In some examples, the term “physical processor” generally refers to any type or form of hardware-implemented processing unit capable of interpreting and/or executing computer-readable instructions. In one example, a physical processor may access and/or modify one or more modules stored in the above-described memory device. Examples of physical processors include, without limitation, microprocessors, microcontrollers, Central Processing Units (CPUs), Field-Programmable Gate Arrays (FPGAs) that implement softcore processors, Application-Specific Integrated Circuits (ASICs), portions of one or more of the same, variations or combinations of one or more of the same, or any other suitable physical processor.

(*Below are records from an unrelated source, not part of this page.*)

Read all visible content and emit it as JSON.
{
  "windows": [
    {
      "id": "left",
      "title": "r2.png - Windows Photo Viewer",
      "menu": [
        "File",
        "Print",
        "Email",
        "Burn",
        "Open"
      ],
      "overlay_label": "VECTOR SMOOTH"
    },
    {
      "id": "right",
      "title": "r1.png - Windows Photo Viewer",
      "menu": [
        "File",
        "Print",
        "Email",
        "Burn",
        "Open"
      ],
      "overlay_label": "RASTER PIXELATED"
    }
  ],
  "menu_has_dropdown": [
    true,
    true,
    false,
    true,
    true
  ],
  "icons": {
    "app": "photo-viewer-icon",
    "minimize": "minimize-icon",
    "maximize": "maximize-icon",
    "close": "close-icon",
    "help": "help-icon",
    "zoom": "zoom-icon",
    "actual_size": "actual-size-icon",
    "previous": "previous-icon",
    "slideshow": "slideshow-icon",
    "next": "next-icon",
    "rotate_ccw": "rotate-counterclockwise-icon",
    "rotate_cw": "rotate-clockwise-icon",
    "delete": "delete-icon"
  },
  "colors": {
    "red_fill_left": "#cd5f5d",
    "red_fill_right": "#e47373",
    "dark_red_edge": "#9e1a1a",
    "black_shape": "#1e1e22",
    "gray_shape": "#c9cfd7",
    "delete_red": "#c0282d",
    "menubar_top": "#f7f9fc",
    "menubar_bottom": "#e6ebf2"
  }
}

Although illustrated as separate elements, the modules described and/or illustrated herein may represent portions of a single module or application. In addition, in certain embodiments one or more of these modules may represent one or more software applications or programs that, when executed by a computing device, may cause the computing device to perform one or more tasks. For example, one or more of the modules described and/or illustrated herein may represent modules stored and configured to run on one or more of the computing devices or systems described and/or illustrated herein. One or more of these modules may also represent all or portions of one or more special-purpose computers configured to perform one or more tasks.

In addition, one or more of the systems described herein may transform data, physical devices, and/or representations of physical devices from one form to another. Additionally or alternatively, one or more of the systems recited herein may transform a processor, volatile memory, non-volatile memory, and/or any other portion of a physical computing device from one form to another by executing on the computing device, storing data on the computing device, and/or otherwise interacting with the computing device.

In some embodiments, the term “computer-readable medium” generally refers to any form of device, carrier, or medium capable of storing or carrying computer-readable instructions. Examples of computer-readable media include, without limitation, transmission-type media, such as carrier waves, and non-transitory-type media, such as magnetic-storage media (e.g., hard disk drives, tape drives, and floppy disks), optical-storage media (e.g., Compact Disks (CDs), Digital Video Disks (DVDs), and BLU-RAY disks), electronic-storage media (e.g., solid-state drives and flash media), and other distribution systems.